What We Learn from Children

Date & Time: Tuesday, February 7, 2023
5-6:30 pm
Location: Kilachand Hall Commons, Rm 101
91 Bay State Rd, Boston, MA
Event Description: What can young people teach us about medicine, history, literature, education, and more? What tools do we have to tune into children’s experiences and perspectives in our research across the disciplines? Each panelist will present their own research about babies, children, and/or young people, with plenty of time left for questions and open conversation.
We will also have copies of Professor Paula Austin’s book, Coming of Age in Jim Crow DC: Navigating the Politics of Everyday Life, available at this event. Learn more about this book below.
Attendance: (For Kilachand Honors College Students) You can register for this event in advance on Handshake here. At the event, a QR will be posted for you to check-in. This QR will expire so please complete the check-in form immediately. You must check-in to earn co-curricular attendance credit for this event.
Learn more about our speakers
Professor Paula Austin
Paula C. Austin is a U.S. historian with a focus on African American history, the history of race and racism, visual culture, urban, education, and women’s history, the history of social science, and the history of childhood. She is particularly interested in interiority and broadening the narrow definitions of intellectual history. Her book, Coming of Age in Jim Crow DC: Navigating the Politics of Everyday Life (NYU Press, 2019) is a social and intellectual history of poor and working class young black people in early twentieth century, racially segregated Washington, D.C.
Dr. Austin shared some of her most recent research on the Black youths of Jim Crow-era Washington, DC, in a video for CAS’s new series, The Journey: How New Ideas Are Born.
Learn more about Prof. Austin
Dr.
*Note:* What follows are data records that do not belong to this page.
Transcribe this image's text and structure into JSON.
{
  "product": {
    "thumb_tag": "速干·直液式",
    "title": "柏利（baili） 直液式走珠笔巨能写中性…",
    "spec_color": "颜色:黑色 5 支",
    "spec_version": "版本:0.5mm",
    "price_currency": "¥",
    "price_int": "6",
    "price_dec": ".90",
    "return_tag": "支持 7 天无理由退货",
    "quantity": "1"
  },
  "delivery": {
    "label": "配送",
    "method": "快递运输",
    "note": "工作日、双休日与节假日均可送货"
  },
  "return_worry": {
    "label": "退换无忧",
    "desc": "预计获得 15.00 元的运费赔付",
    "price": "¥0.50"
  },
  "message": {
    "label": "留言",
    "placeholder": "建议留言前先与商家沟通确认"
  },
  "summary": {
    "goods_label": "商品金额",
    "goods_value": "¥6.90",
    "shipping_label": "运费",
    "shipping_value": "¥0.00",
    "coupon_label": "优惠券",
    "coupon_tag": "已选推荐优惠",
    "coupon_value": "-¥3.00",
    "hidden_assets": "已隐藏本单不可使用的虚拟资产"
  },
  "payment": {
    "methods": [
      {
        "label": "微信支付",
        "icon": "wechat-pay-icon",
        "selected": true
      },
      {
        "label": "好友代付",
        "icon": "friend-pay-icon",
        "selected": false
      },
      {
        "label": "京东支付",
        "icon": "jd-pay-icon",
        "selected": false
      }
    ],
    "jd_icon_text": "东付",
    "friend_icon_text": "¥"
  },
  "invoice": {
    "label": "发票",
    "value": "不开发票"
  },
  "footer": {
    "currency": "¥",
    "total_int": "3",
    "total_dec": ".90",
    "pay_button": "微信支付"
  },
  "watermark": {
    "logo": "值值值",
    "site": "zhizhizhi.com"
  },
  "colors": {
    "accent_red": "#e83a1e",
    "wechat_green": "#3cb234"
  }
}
Amy Fish
Amy (Amanda) Fish researches young people’s role in United States literature and culture. Her current project shows how child writers of color generated influential literary responses to U. S. society in the late 1960s and early 1970s, during the decline of the civil rights movement and dawn of the War on Crime. She received her Ph.D. in American Studies from Harvard University with a secondary field in Studies of Women, Gender, and Sexuality. She served for four years on the editorial team of Transition: The Magazine of Africa and the Diaspora, for which she guest-edited a 2016 special issue on childhood. Her work is forthcoming in The Lion and the Unicorn and in the Palgrave volume Literary Cultures and Twentieth-Century Childhoods.
Learn more about Dr. Fish
Dr. Elisabeth Yang
Dr. Yang received her Ph.D. in Childhood Studies, an MA in the History and Philosophy of Science and Medicine, an MA in Philosophy of Religion and Ethics, and a BA in Medieval and Renaissance Studies. As an interdisciplinary scholar, she draws from the history and philosophy of science and medicine, sociology, theology, childhood studies, and material culture. Her research examines the cultural, social, and philosophical constructions of “moral” babies and babyhood in American medical and scientific discourses in the nineteenth and early twentieth centuries. Dr. Yang’s current book project, Constructing Moral Babies: The Medical, Scientific, and Pedagogical Enterprises of Infancy in Victorian America, interrogates the discourses on infancy and the notions of agency, personhood, and subjectivity as understood by philosophers, pedagogues, physicians, theologians, and scientists in America during the long nineteenth century. Working at the interface of humanities and medicine/science, Dr. Yang’s research interests include the history of pediatrics and developmental psychology, history and philosophy of childhood, moral philosophy, science and religion, critical realism, social epistemology, Catholic social thought, Jansenism, and material culture.
Learn more about Dr. Yang
Izabella Rogers, Sargent/KHC'23
Izabella Rogers is a fourth year undergraduate student in Kilachand, majoring in Human Physiology. In the summer of 2023, she will begin the Doctor of Physical Therapy program at Plymouth State University. She currently works as a nursing assistant at the Studley Home and interns at Boston Medical Center. Through her internship at the Center for Autism Research Excellence at Boston University, she is researching the experiences of middle schoolers diagnosed with autism during the post-pandemic return to in-person learning.
Coming of Age in Jim Crow DC: Navigating the Politics of Everyday Life (NYU Press, 2019)

Coming of Age in Jim Crow DC offers a complex narrative of the everyday lives of black young people in a racially, spatially, economically, and politically restricted Washington, DC, during the 1930s. In contrast to the ways in which young people have been portrayed by researchers, policy makers, law enforcement, and the media, Paula C. Austin draws on previously unstudied archival material to present black poor and working class young people as thinkers, theorists, critics, and commentators as they reckon with the boundaries imposed on them in a Jim Crow city that was also the American emblem of equality.
The narratives at the center of this book provide a different understanding of black urban life in the early twentieth century, showing that ordinary people were expert at navigating around the limitations imposed by the District of Columbia’s racially segregated politics. Coming of Age in Jim Crow DC is a fresh take on the New Negro movement, and a vital contribution to the history of race in America.